Fazit: Viele Platzverweise machen weder die Schiedsrichterleistung noch ein Spiel per se schlechter. Die Referees sollten mit der Mindestzahl von sieben Spielern pro Team noch offensiver umgehen. Fehlentscheidungen wie der Platzverweis gegen Coquelin werden dadurch nicht besser, aber die Schubser, Treter, Schläger und Rudelbildner bekommen dadurch längere Denkpausen.

 

Gerechtigkeit für Ronny…

…und alle anderen Profis aus Südamerika.

Am Sonntag beim Spiel gegen Nürnberg, da war sie auf Sky wieder zu hören, die ultimative Phrase gegen alle Südamerikaner: Der Spieler Ronny von Hertha kam angeblich mit Übergewicht aus dem Urlaub zurück, „weil er zu viel Party gemacht hatte“. Erstens machen im deutschen Sportjournalismus grundsätzlich nur Südamerikaner Party. Polnische, tschechische, niederländische Profis können alle nicht tanzen, wohingegen der Brasilianer als solcher, kaum dass er die Gangway verlassen hat, drei Wochen lang pausenlos abhottet und dazu ebenso pausenlos futtert. Denn wer Party macht, verbrennt eigentlich Kalorien. Schon gewußt?

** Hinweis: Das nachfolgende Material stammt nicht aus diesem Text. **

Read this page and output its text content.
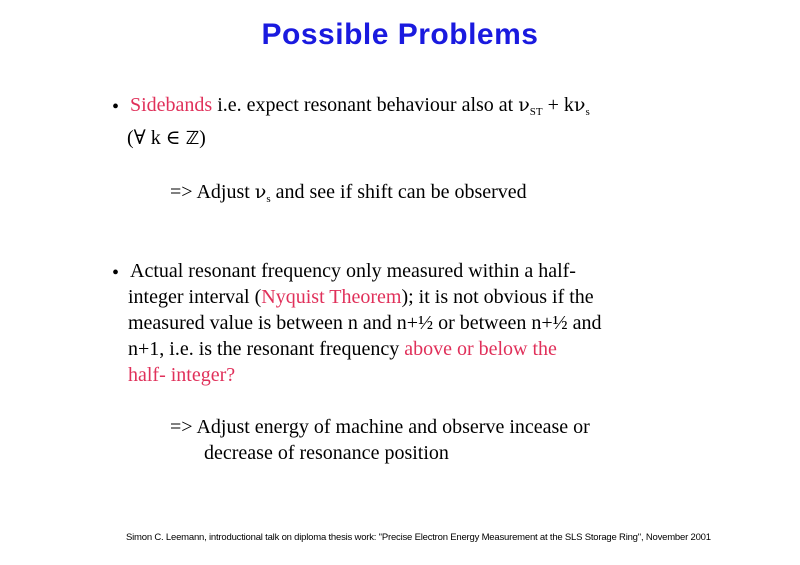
Possible Problems
• Sidebands i.e. expect resonant behaviour also at $\nu_{ST} + k\nu_s$
(∀ k ∈ ℤ)
=> Adjust $\nu_s$ and see if shift can be observed
• Actual resonant frequency only measured within a half-
integer interval (Nyquist Theorem); it is not obvious if the
measured value is between n and n+½ or between n+½ and
n+1, i.e. is the resonant frequency above or below the
half- integer?
=> Adjust energy of machine and observe incease or
decrease of resonance position
Simon C. Leemann, introductional talk on diploma thesis work: "Precise Electron Energy Measurement at the SLS Storage Ring", November 2001
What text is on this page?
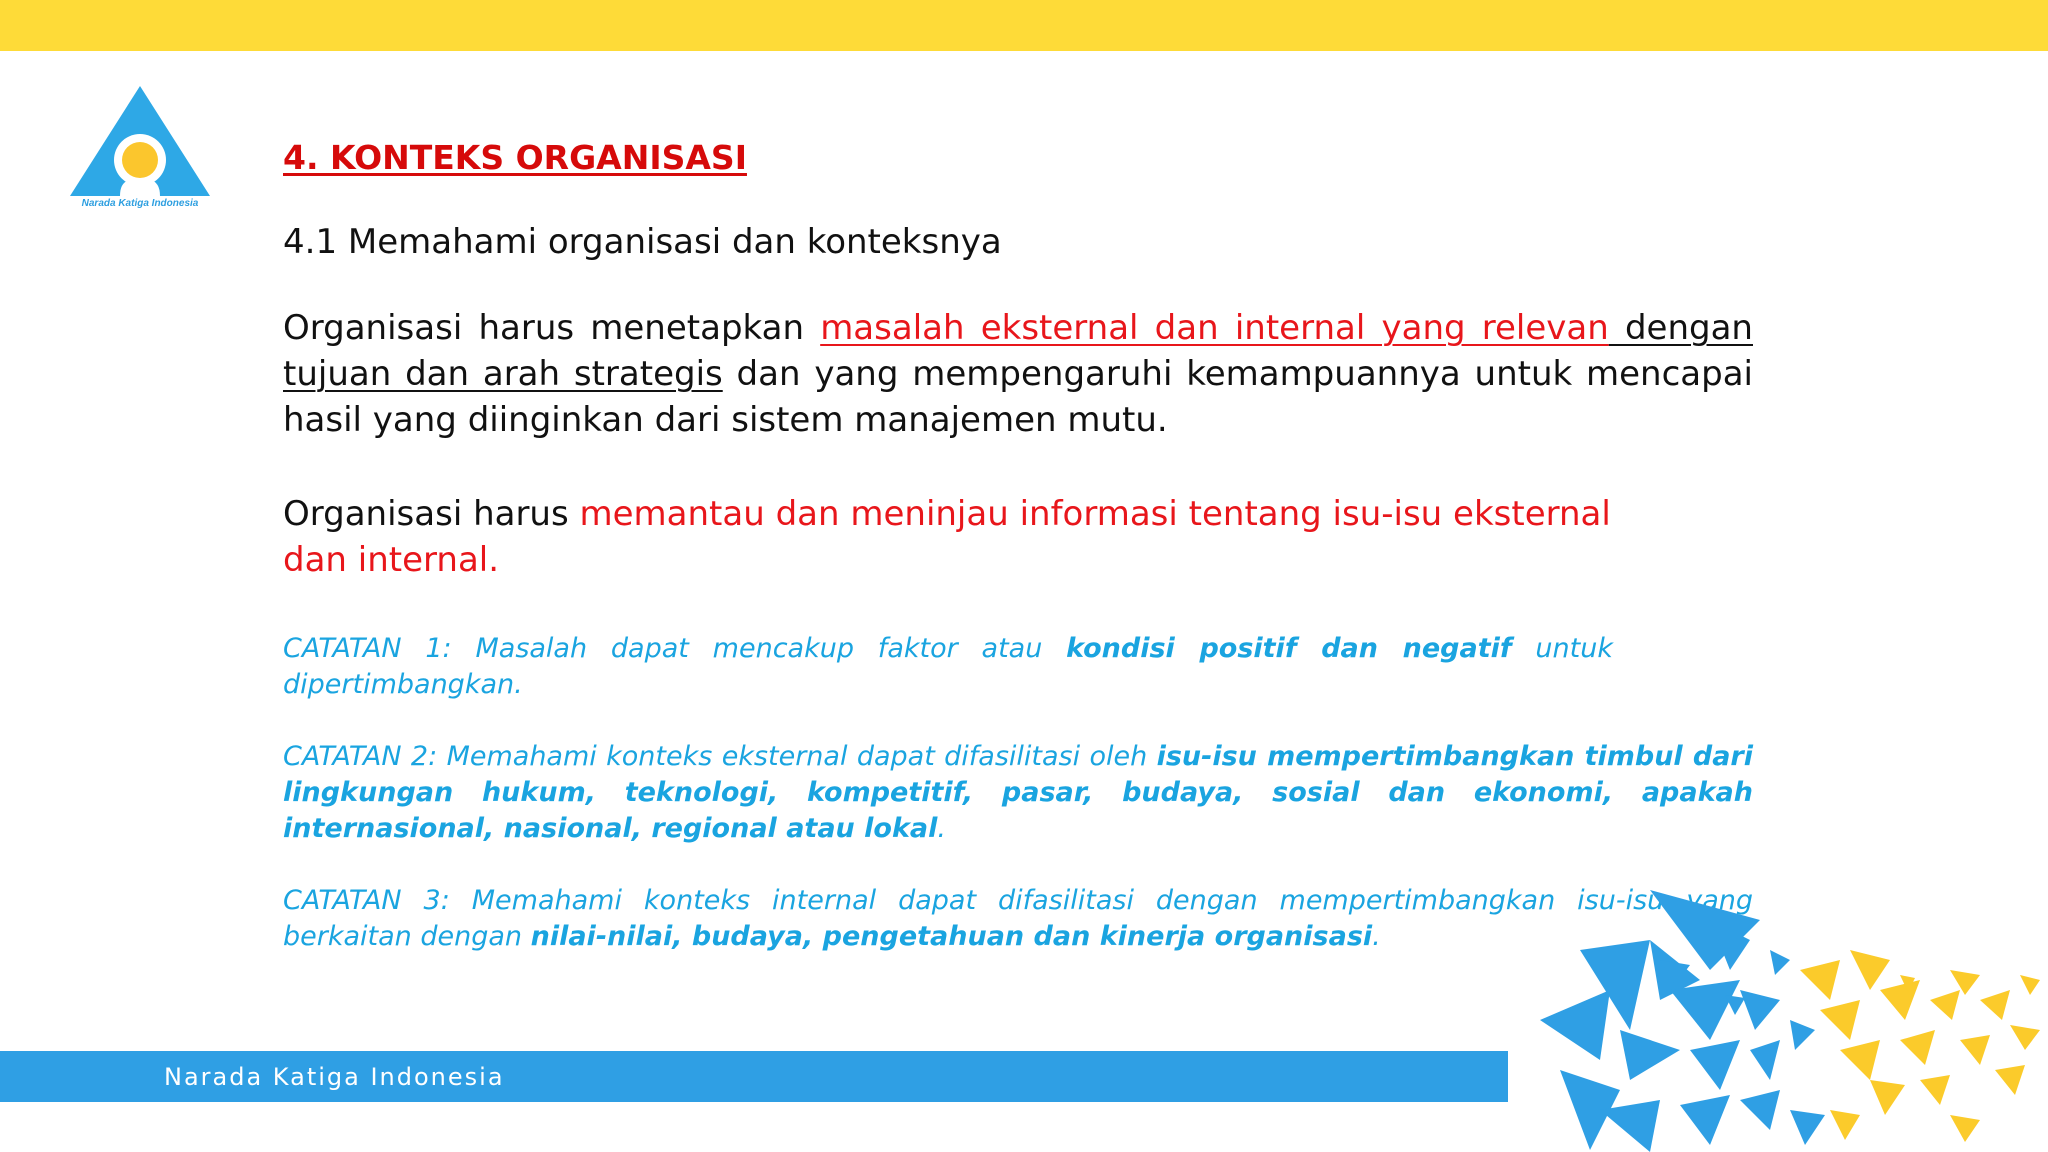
Narada Katiga Indonesia
4. KONTEKS ORGANISASI
4.1 Memahami organisasi dan konteksnya

Organisasi harus menetapkan masalah eksternal dan internal yang relevan dengan tujuan dan arah strategis dan yang mempengaruhi kemampuannya untuk mencapai hasil yang diinginkan dari sistem manajemen mutu.

Organisasi harus memantau dan meninjau informasi tentang isu-isu eksternal
dan internal.

CATATAN 1: Masalah dapat mencakup faktor atau kondisi positif dan negatif untuk dipertimbangkan.

CATATAN 2: Memahami konteks eksternal dapat difasilitasi oleh isu-isu mempertimbangkan timbul dari lingkungan hukum, teknologi, kompetitif, pasar, budaya, sosial dan ekonomi, apakah internasional, nasional, regional atau lokal.

CATATAN 3: Memahami konteks internal dapat difasilitasi dengan mempertimbangkan isu-isu yang berkaitan dengan nilai-nilai, budaya, pengetahuan dan kinerja organisasi.

Narada Katiga Indonesia
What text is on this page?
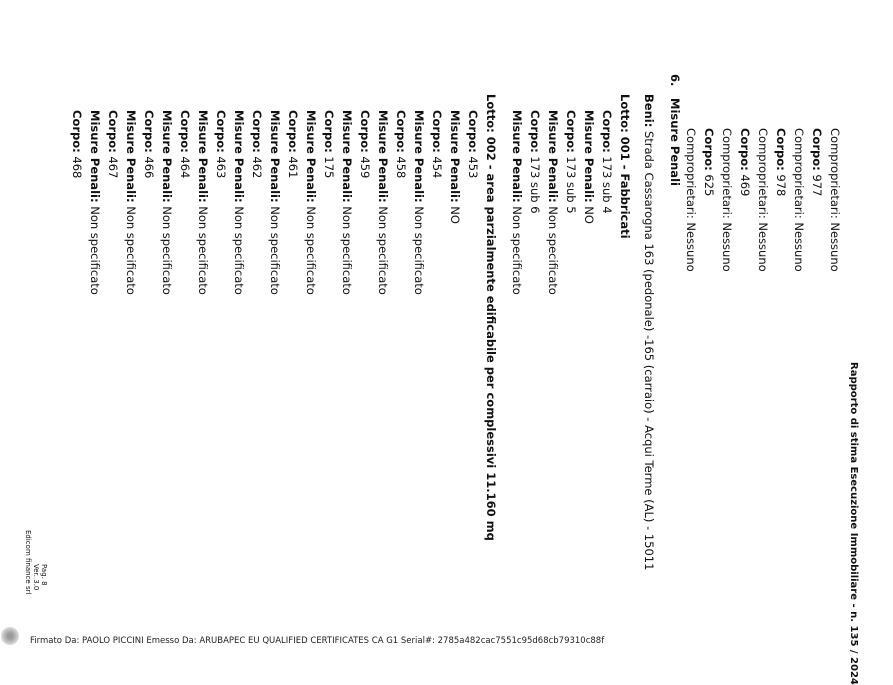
Rapporto di stima Esecuzione Immobiliare - n. 135 / 2024
Comproprietari: Nessuno
Corpo: 977
Comproprietari: Nessuno
Corpo: 978
Comproprietari: Nessuno
Corpo: 469
Comproprietari: Nessuno
Corpo: 625
Comproprietari: Nessuno
6.
Misure Penali
Beni: Strada Cassarogna 163 (pedonale) -165 (carraio) - Acqui Terme (AL) - 15011
Lotto: 001 - Fabbricati
Corpo: 173 sub 4
Misure Penali: NO
Corpo: 173 sub 5
Misure Penali: Non specificato
Corpo: 173 sub 6
Misure Penali: Non specificato
Lotto: 002 - area parzialmente edificabile per complessivi 11.160 mq
Corpo: 453
Misure Penali: NO
Corpo: 454
Misure Penali: Non specificato
Corpo: 458
Misure Penali: Non specificato
Corpo: 459
Misure Penali: Non specificato
Corpo: 175
Misure Penali: Non specificato
Corpo: 461
Misure Penali: Non specificato
Corpo: 462
Misure Penali: Non specificato
Corpo: 463
Misure Penali: Non specificato
Corpo: 464
Misure Penali: Non specificato
Corpo: 466
Misure Penali: Non specificato
Corpo: 467
Misure Penali: Non specificato
Corpo: 468
Pag. 8
Ver. 3.0
Edicom finance srl
Firmato Da: PAOLO PICCINI Emesso Da: ARUBAPEC EU QUALIFIED CERTIFICATES CA G1 Serial#: 2785a482cac7551c95d68cb79310c88f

Ich denke, Ronny ereilt das Schicksal, das wir alle aus der Weihnachtszeit kennen. Jetzt ist er endlich da, der Bub, aus dem fernen Europa. Und alle wollen ihn sehen. Die sieben Tanten und fünf Onkels laden den Gast zum Essen ein, und wehe, er kommt nicht. Wenn er hilfesuchend mit seinem Trainingsplan wedelt, dann blitzen die Augen der Mutter und sie sagt: Tante Amelia hat dir deinen ersten Ball geschenkt, du kannst ihre Einladung unmöglich ablehnen, du undankbarer kleiner Vollprofi du. Kaum in der großen Welt, schon vergisst er die Familie. Und wenn du zu Tante Amelia gehst, dann langst du auch ordentlich zu, hast du mich verstanden. Du machst Leistungssport, du musst viel essen.

Dann finden Geburtstagsfeiern statt, die einen feiern nach, damit der Gast aus Europa dabei sein kann, die andern feiern vor. Überall üppige Kuchen und Desserts. Wenn er gerade mal nicht essen muss und glaubt, einen Dauerlauf machen zu können, muss er im Garten helfen, Möbel schleppen, Lebensmittel einkaufen. Außerdem neugeborene Babys bewundern, auf den Friedhof gehen. Keine Sekunde Zeit bleibt für irgendwelche Trainingspläne. Wenn er im Flieger zurück nach Deutschland Platz nimmt, passt er kaum noch zwischen die Armlehnen. Er weiß, der Trainer wird das nicht gut finden, die Jounralisten haben ihre Pfeile schon im Köcher. Aber was ist schlechte Presse, was ist die Ersatzbank schon im Vergleich zu den heißen Tränen seiner Mutter, zum gebrochenen Herz von Tante Amelia?

Also: Respekt für kleines dickes Ailton und seine Nachfolger. Die Familie geht ihnen über alles.